Figure 4

Effect of increasing amounts of Rev M10-encoding plasmid (pCI-Rev M10) on titer of vector stocks produced with an HIV-1 packaging system containing either HIV-1 or SIV RRE. The HIV-1 RRE-based packaging system (HIV-1 RRE system) consisted of the packaging plasmid pGP/HIV-1 350 RRE and the gene transfer vector pN-EF1α-EGFP/HIV-1 RRE. The SIV RRE-based packaging system (SIV RRE system) consisted of the packaging plasmid pGP/SIV 1045 RRE and the gene transfer vector pN-EF1α-EGFP/SIV RRE. For production of virus stocks with the SIV RRE-based packaging system either HIV-1 Rev (pCI-HIV Rev) or SIV Rev (pCI-SIV Rev) expression construct was used, as indicated. All transfections also received a VSV-G envelope expression construct (pMD.G) and a HIV-1 Tat (pCMVtat) expression construct. The titers of the vector stocks were determined as described in Materials and Methods.

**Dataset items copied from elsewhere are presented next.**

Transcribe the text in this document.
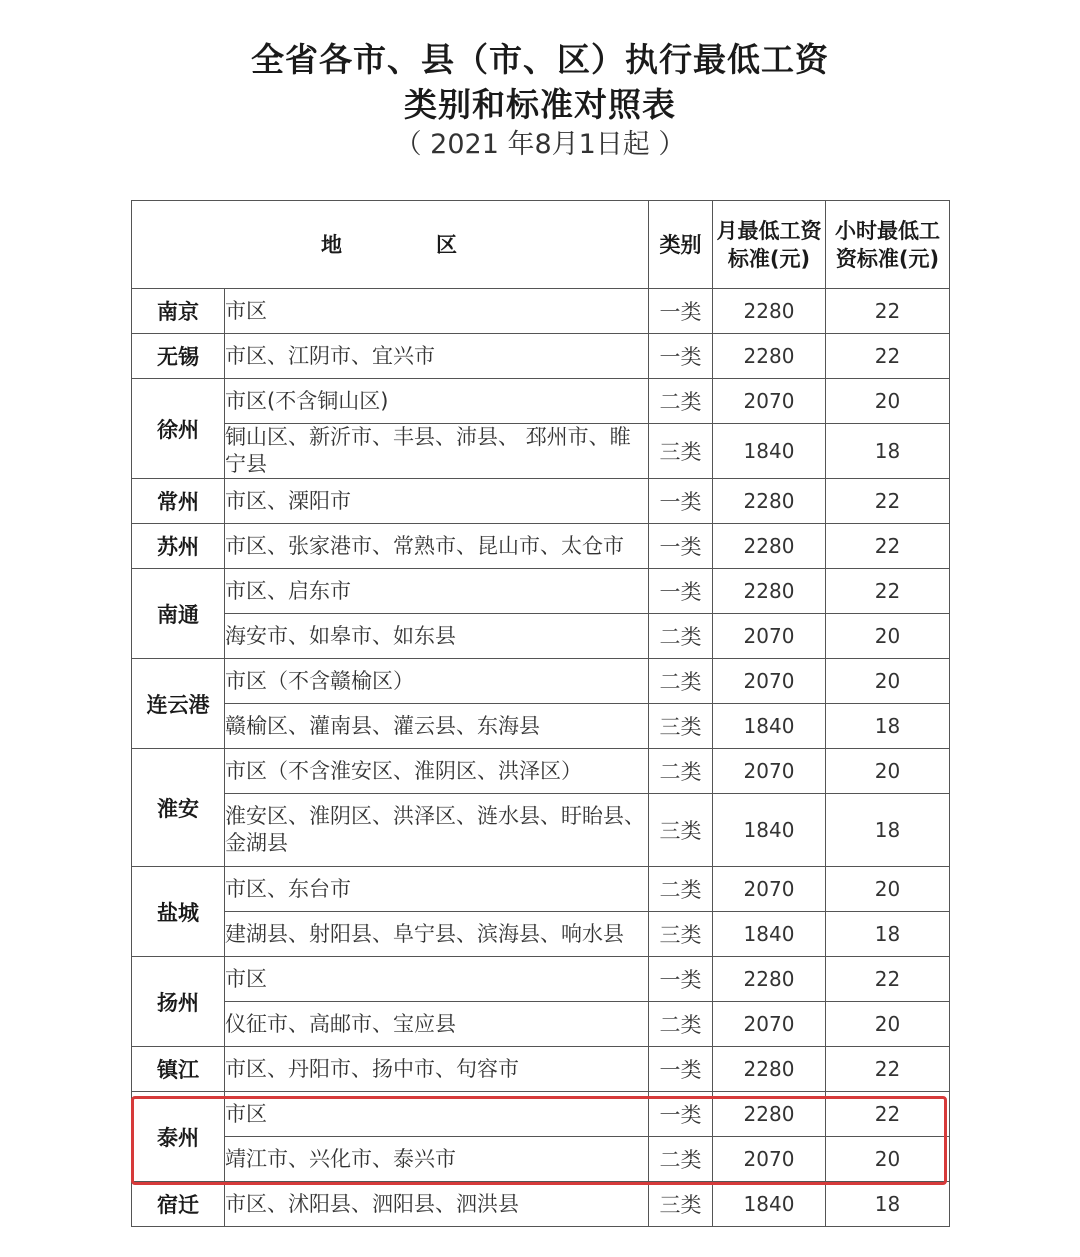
全省各市、县（市、区）执行最低工资
类别和标准对照表
（ 2021 年8月1日起 ）
地　　　　区		类别	月最低工资标准(元)	小时最低工资标准(元)
南京	市区	一类	2280	22
无锡	市区、江阴市、宜兴市	一类	2280	22
徐州	市区(不含铜山区)	二类	2070	20
	铜山区、新沂市、丰县、沛县、 邳州市、睢宁县	三类	1840	18
常州	市区、溧阳市	一类	2280	22
苏州	市区、张家港市、常熟市、昆山市、太仓市	一类	2280	22
南通	市区、启东市	一类	2280	22
	海安市、如皋市、如东县	二类	2070	20
连云港	市区（不含赣榆区）	二类	2070	20
	赣榆区、灌南县、灌云县、东海县	三类	1840	18
淮安	市区（不含淮安区、淮阴区、洪泽区）	二类	2070	20
	淮安区、淮阴区、洪泽区、涟水县、盱眙县、金湖县	三类	1840	18
盐城	市区、东台市	二类	2070	20
	建湖县、射阳县、阜宁县、滨海县、响水县	三类	1840	18
扬州	市区	一类	2280	22
	仪征市、高邮市、宝应县	二类	2070	20
镇江	市区、丹阳市、扬中市、句容市	一类	2280	22
泰州	市区	一类	2280	22
	靖江市、兴化市、泰兴市	二类	2070	20
宿迁	市区、沭阳县、泗阳县、泗洪县	三类	1840	18
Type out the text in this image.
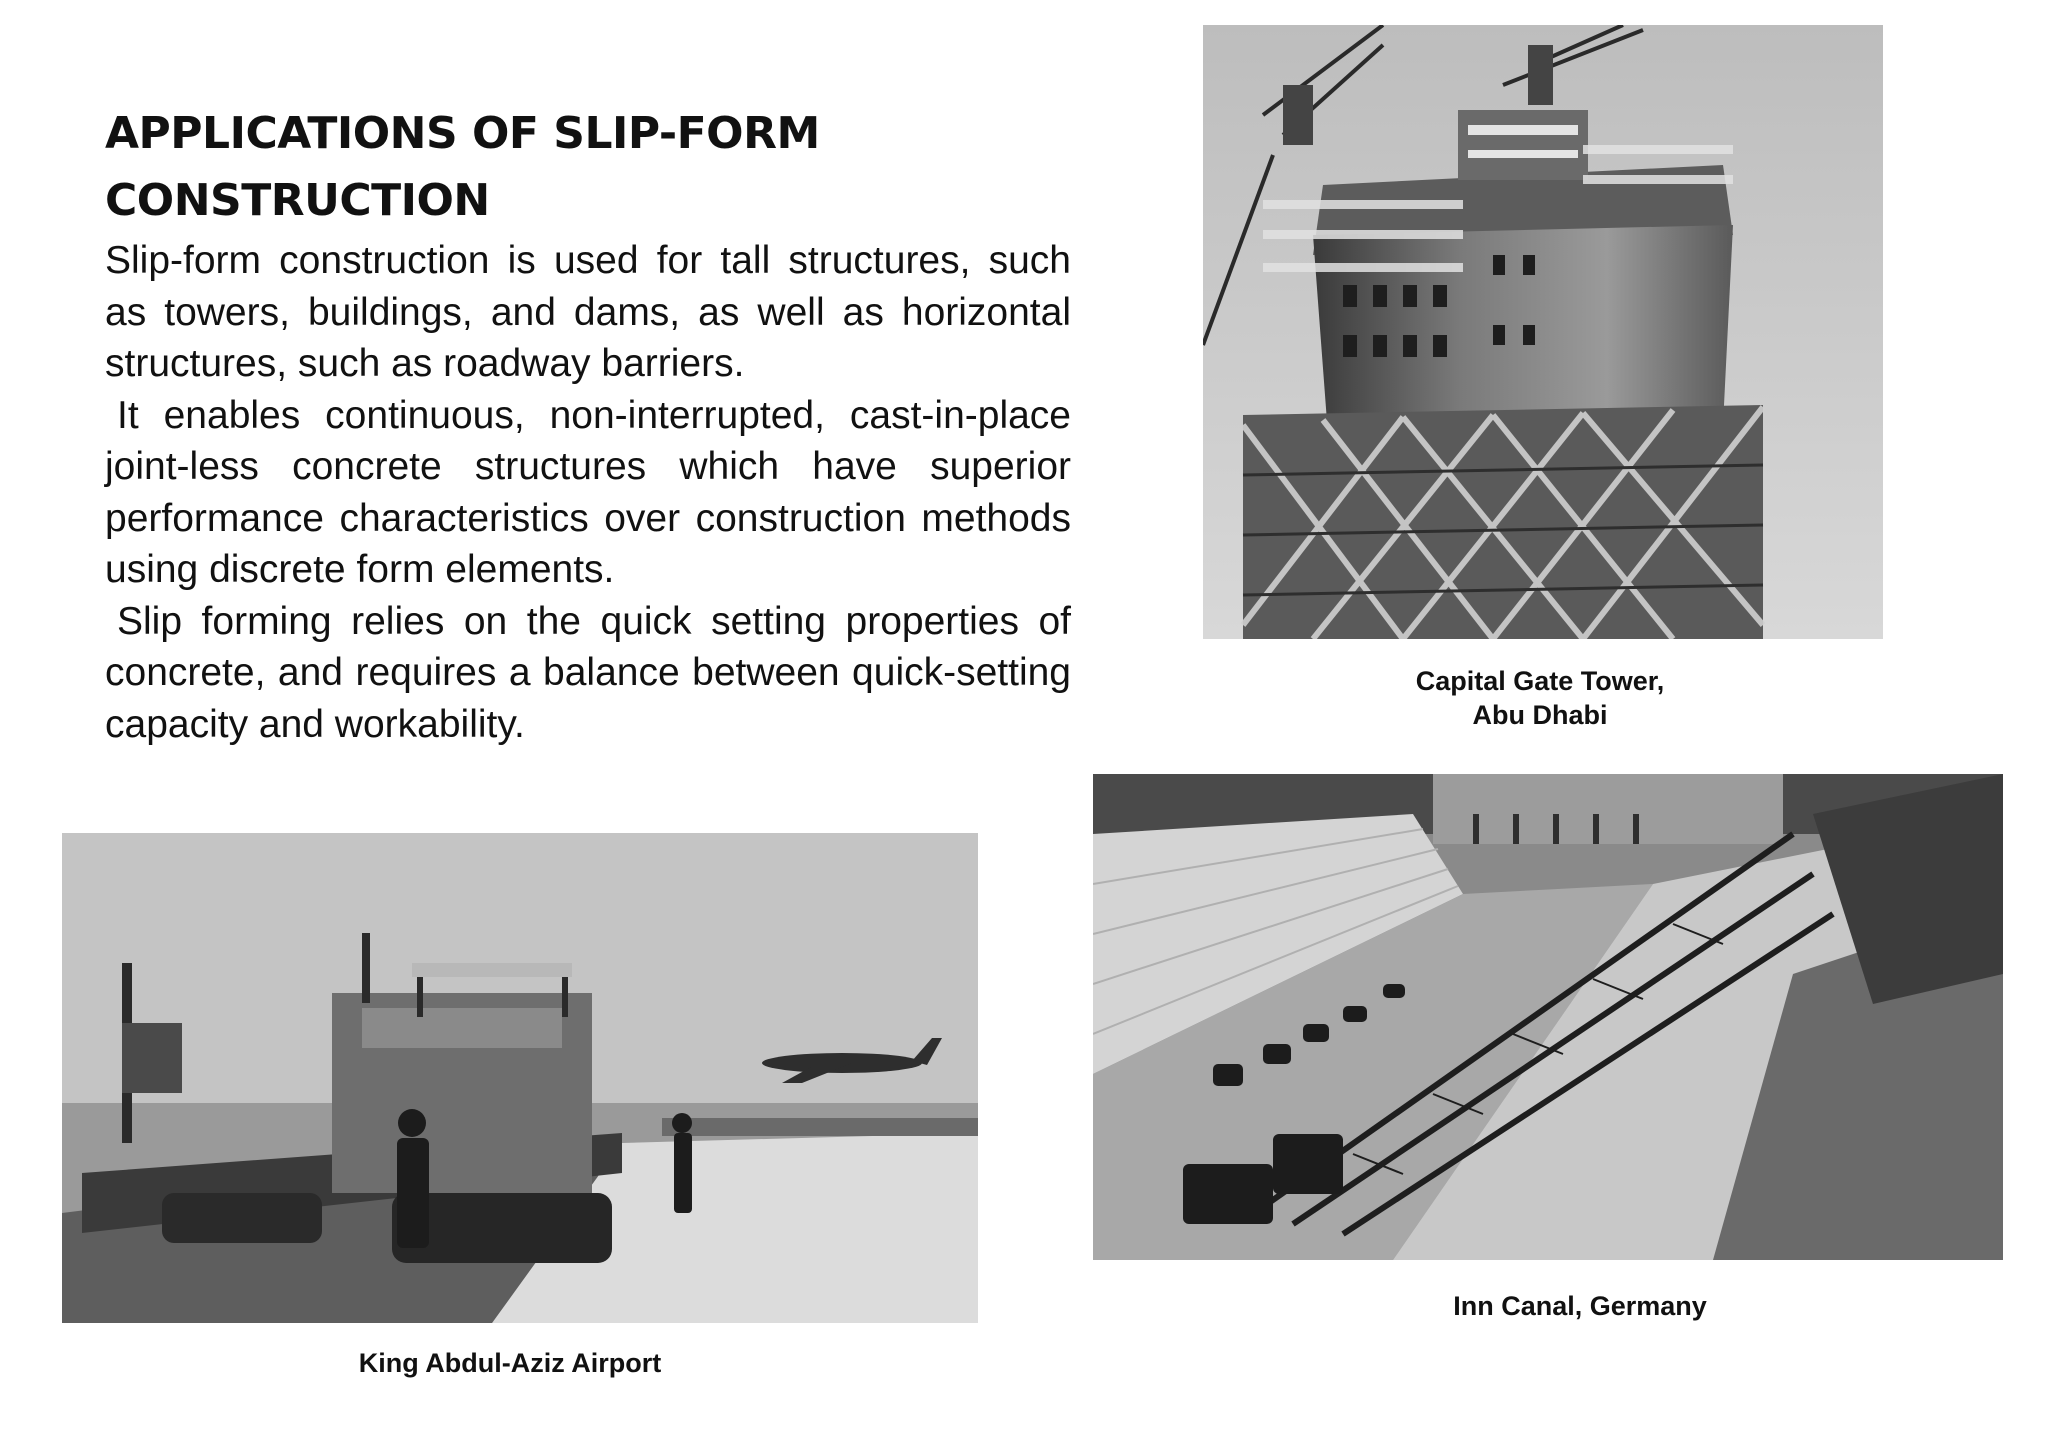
APPLICATIONS OF SLIP-FORM
CONSTRUCTION

Slip-form construction is used for tall structures, such as towers, buildings, and dams, as well as horizontal structures, such as roadway barriers.

It enables continuous, non-interrupted, cast-in-place joint-less concrete structures which have superior performance characteristics over construction methods using discrete form elements.

Slip forming relies on the quick setting properties of concrete, and requires a balance between quick-setting capacity and workability.

Capital Gate Tower,
Abu Dhabi
King Abdul-Aziz Airport
Inn Canal, Germany
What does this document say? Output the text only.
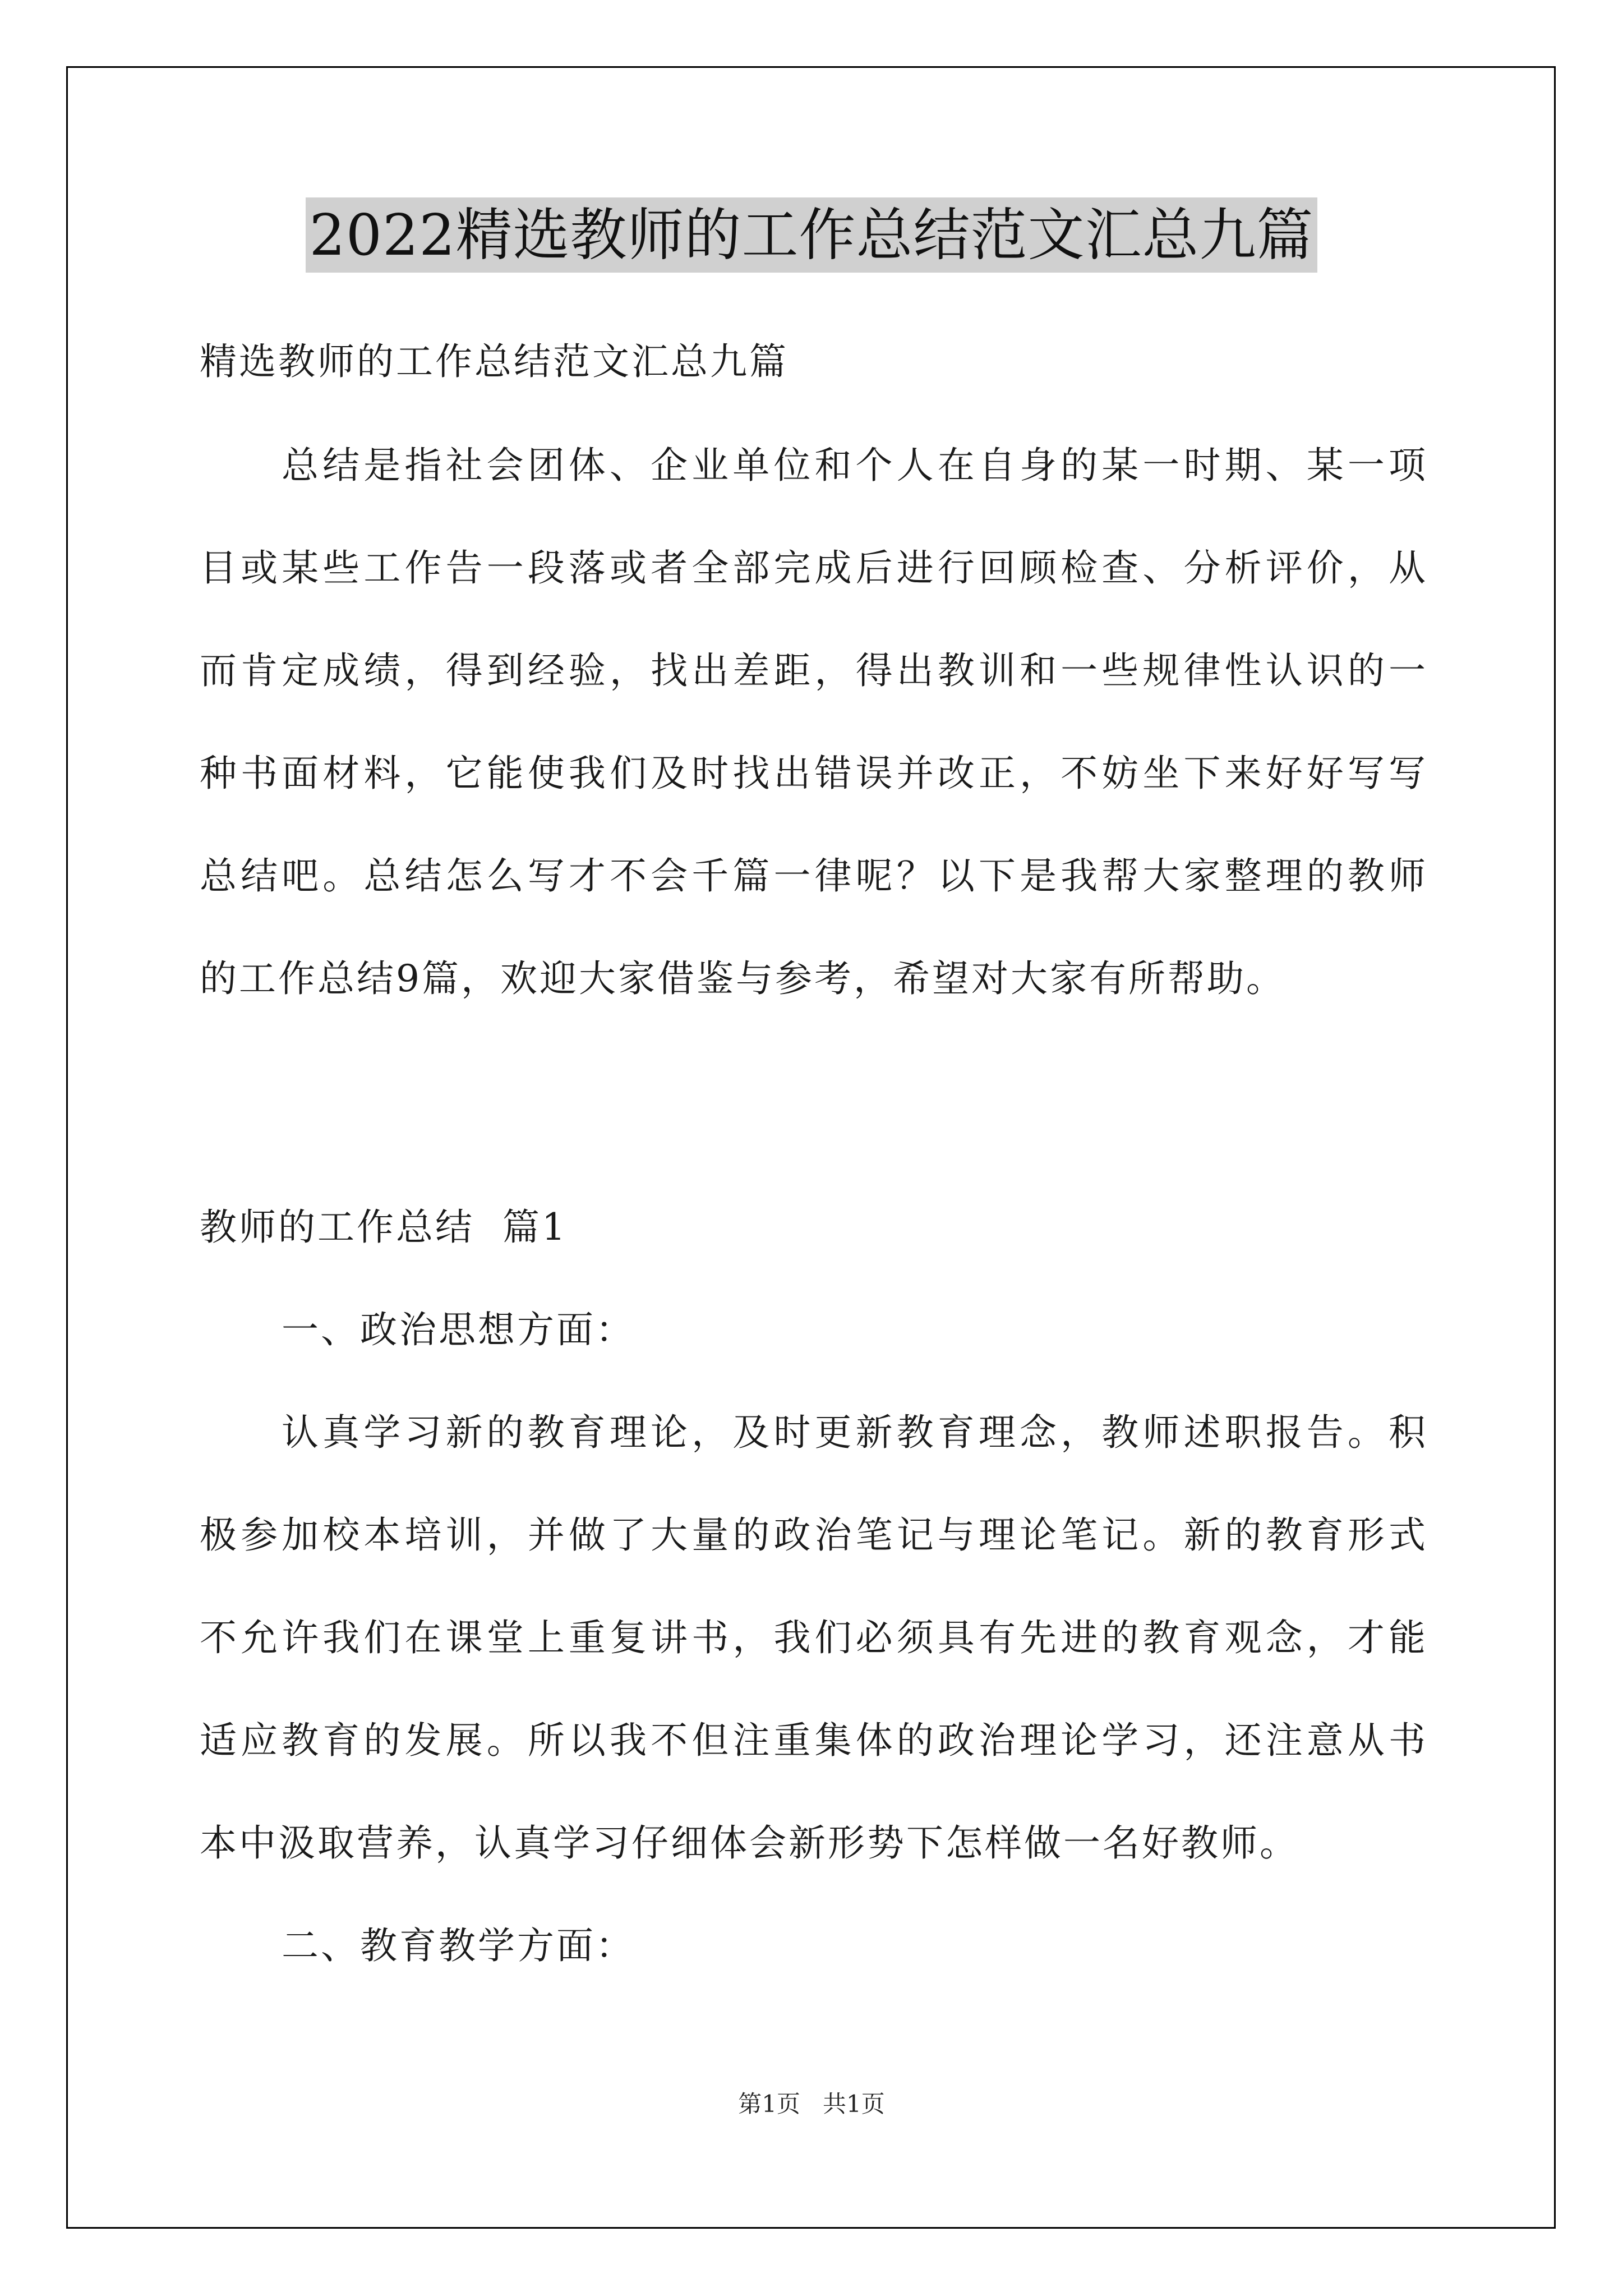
2022精选教师的工作总结范文汇总九篇
精选教师的工作总结范文汇总九篇
总结是指社会团体、企业单位和个人在自身的某一时期、某一项
目或某些工作告一段落或者全部完成后进行回顾检查、分析评价，从
而肯定成绩，得到经验，找出差距，得出教训和一些规律性认识的一
种书面材料，它能使我们及时找出错误并改正，不妨坐下来好好写写
总结吧。总结怎么写才不会千篇一律呢？以下是我帮大家整理的教师
的工作总结9篇，欢迎大家借鉴与参考，希望对大家有所帮助。
教师的工作总结  篇1
一、政治思想方面：
认真学习新的教育理论，及时更新教育理念，教师述职报告。积
极参加校本培训，并做了大量的政治笔记与理论笔记。新的教育形式
不允许我们在课堂上重复讲书，我们必须具有先进的教育观念，才能
适应教育的发展。所以我不但注重集体的政治理论学习，还注意从书
本中汲取营养，认真学习仔细体会新形势下怎样做一名好教师。
二、教育教学方面：
第1页   共1页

The % of GFP + cells in the absence of pCI-Rev M10 (0 μg) was considered as 100% (Y-axis) for a given packaging system to which other titers obtained at each amount of pCI-Rev M10 were normalized. Increasing amounts of pCI-Rev M10 are depicted on the X-axis. For each transfection, the indicated amount of pCI-Neo was used as a 'filler', to keep the total amount of DNA added at 1.0 μg. The results shown are representative of two independent experiments.